I would say Subset would be the best algorithm.

In the case where you can’t get the instances you want with Subset, you either have to revise which families you are searching for in the plugin, or which families are available from collection.

The whole point of tagging the instances are to be able to get certain instances without know all the tags. An Exact mach algorithm would be similar to the current Intersection where we are just using longer descriptive families.

The next question then is how to best describe this relationship.

Perhaps the most straightforward and naive way of achieving it, would be with a global setting.

pyblish.api.matching_algorithm = "subset"

The problem with that being that you’ve now limited all plug-ins, even from packages outside of your control like the default ones with pyblish-maya or some third-party provider, to this one algorithm. Which might (most likely) cause them to behave in unexpected ways.

Another approach might be to add another property to a plug-in (or instance?).

class MyPlugin(...):
  matching_algorithm = "subset"

# Or..
instance.data["matching_algorithm"] = "subset"

But I can’t see ahead of time where (if at all) that might be an insufficient means of describing it.

Can you think of any other approach?

I definitely think it should be a plugin property.
Although having it on the instance might interesting, I don’t see a use case for it. Mostly because in my head instances are for storing data, and plugins are for processing.

What I’m not fond of is magical key words that mean something to Pyblish but nothing to a user. How about assigning the matching algorithm to the plugin property?

class MyPlugin(...):
    matching_algorithm = pyblish.api.algorithms.families_subset

In theory you could make your own matching algorithms, like for example think @mkolar and I was once talking about how to match all plugins that have a certain data member.

Perfect, I think it sounds really good.

I’ll put a PR up now and we can talk implementation specifics in there.

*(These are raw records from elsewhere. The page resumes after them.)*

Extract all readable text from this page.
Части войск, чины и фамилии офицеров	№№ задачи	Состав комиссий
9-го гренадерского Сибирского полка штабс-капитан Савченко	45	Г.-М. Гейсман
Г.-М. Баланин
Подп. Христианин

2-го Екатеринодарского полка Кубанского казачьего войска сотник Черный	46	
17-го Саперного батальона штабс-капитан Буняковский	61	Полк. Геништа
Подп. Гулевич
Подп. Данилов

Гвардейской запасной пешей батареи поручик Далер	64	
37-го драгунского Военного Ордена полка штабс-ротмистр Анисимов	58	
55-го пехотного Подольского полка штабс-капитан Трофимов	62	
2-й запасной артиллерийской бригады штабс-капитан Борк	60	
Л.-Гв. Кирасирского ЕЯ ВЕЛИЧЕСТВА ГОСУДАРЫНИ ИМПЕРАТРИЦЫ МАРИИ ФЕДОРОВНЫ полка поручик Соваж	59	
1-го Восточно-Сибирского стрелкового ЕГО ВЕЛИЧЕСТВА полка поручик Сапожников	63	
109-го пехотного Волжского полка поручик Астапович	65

Ok, let me know what you think.

Brain dump (sorry!)

This might be slightly off track but I wanted to present an idea which has been stuck in my head for a while. What if the plug-in would be able to tell whether it is compatible with an instance? Say:

plugin.is_compatible(instance)

This could be called to identify whether a plug-in should be run to process a particular instance. This also would take some of the stress away from implementing similar functionality into UIs since it could ask the plug-in whether it’s compatible. For example a UI could decide to hide a plug-in when it’s not compatible with anything (no Context or Instance) and as such won’t be run.

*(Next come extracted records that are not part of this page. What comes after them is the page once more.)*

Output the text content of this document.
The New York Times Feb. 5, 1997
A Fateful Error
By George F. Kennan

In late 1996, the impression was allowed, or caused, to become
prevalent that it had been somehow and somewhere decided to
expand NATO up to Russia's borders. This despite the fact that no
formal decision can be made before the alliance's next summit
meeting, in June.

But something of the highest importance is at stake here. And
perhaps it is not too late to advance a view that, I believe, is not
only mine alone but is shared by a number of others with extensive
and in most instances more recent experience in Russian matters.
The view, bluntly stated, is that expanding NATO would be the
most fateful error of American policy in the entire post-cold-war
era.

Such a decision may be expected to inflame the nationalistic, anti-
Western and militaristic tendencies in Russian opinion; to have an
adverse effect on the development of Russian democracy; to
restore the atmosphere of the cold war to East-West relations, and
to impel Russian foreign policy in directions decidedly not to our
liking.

The interesting bit there would be that a plug-in could be exactly tailored to run in a very specific situation if the user decides to override it.

class MyPlugin():
    def is_compatible(self, context):
        for instance in context:
            if "x" in instance:
                return True
         return False

Whether it should receive the context or instance (or maybe both is_compatible(instance_or_context)?) is still a question. Because you might want to run it only for the Instance or only for the Context. Or only once for the Context if a particular Instance is present. It could also just return (instead of True/False) the instances that should be processed.

class MyPlugin():
    def is_compatible(self, node):
        # ignore context
        if is_context(node):
            return False

        if is_instance(node):
            return True

To remain backwards compatible the default implementation could just be the current behavior.
The is_compatible method could then also impement the variable family-matching algorithms by default.

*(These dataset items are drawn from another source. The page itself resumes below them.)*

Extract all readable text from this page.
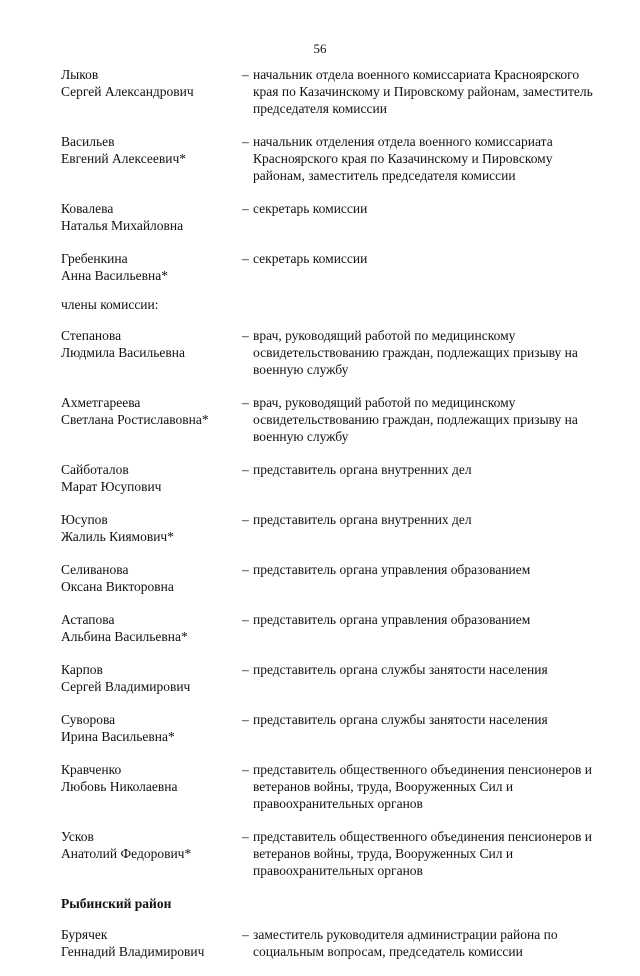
56
Лыков
Сергей Александрович
– начальник отдела военного комиссариата Красноярского края по Казачинскому и Пировскому районам, заместитель председателя комиссии
Васильев
Евгений Алексеевич*
– начальник отделения отдела военного комиссариата Красноярского края по Казачинскому и Пировскому районам, заместитель председателя комиссии
Ковалева
Наталья Михайловна
– секретарь комиссии
Гребенкина
Анна Васильевна*
– секретарь комиссии
члены комиссии:
Степанова
Людмила Васильевна
– врач, руководящий работой по медицинскому освидетельствованию граждан, подлежащих призыву на военную службу
Ахметгареева
Светлана Ростиславовна*
– врач, руководящий работой по медицинскому освидетельствованию граждан, подлежащих призыву на военную службу
Сайботалов
Марат Юсупович
– представитель органа внутренних дел
Юсупов
Жалиль Киямович*
– представитель органа внутренних дел
Селиванова
Оксана Викторовна
– представитель органа управления образованием
Астапова
Альбина Васильевна*
– представитель органа управления образованием
Карпов
Сергей Владимирович
– представитель органа службы занятости населения
Суворова
Ирина Васильевна*
– представитель органа службы занятости населения
Кравченко
Любовь Николаевна
– представитель общественного объединения пенсионеров и ветеранов войны, труда, Вооруженных Сил и правоохранительных органов
Усков
Анатолий Федорович*
– представитель общественного объединения пенсионеров и ветеранов войны, труда, Вооруженных Сил и правоохранительных органов
Рыбинский район
Бурячек
Геннадий Владимирович
– заместитель руководителя администрации района по социальным вопросам, председатель комиссии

Thats is an interesting approach @BigRoy.

The functionality is what I was referring to when talking about custom matching algorithms.
I do like the approach of overwriting the function as you would normally do when subclassing.

As for whether an instance or context gets passed in, it could depend on whether the plugin is an InstancePlugin or Context Plugin. Or maybe that is too magical?

Forgot to say that one problem with subclassing could be to provide people with options, similar to Subset and Exact algorithms.
I guess you could still provide these algorithms via the api.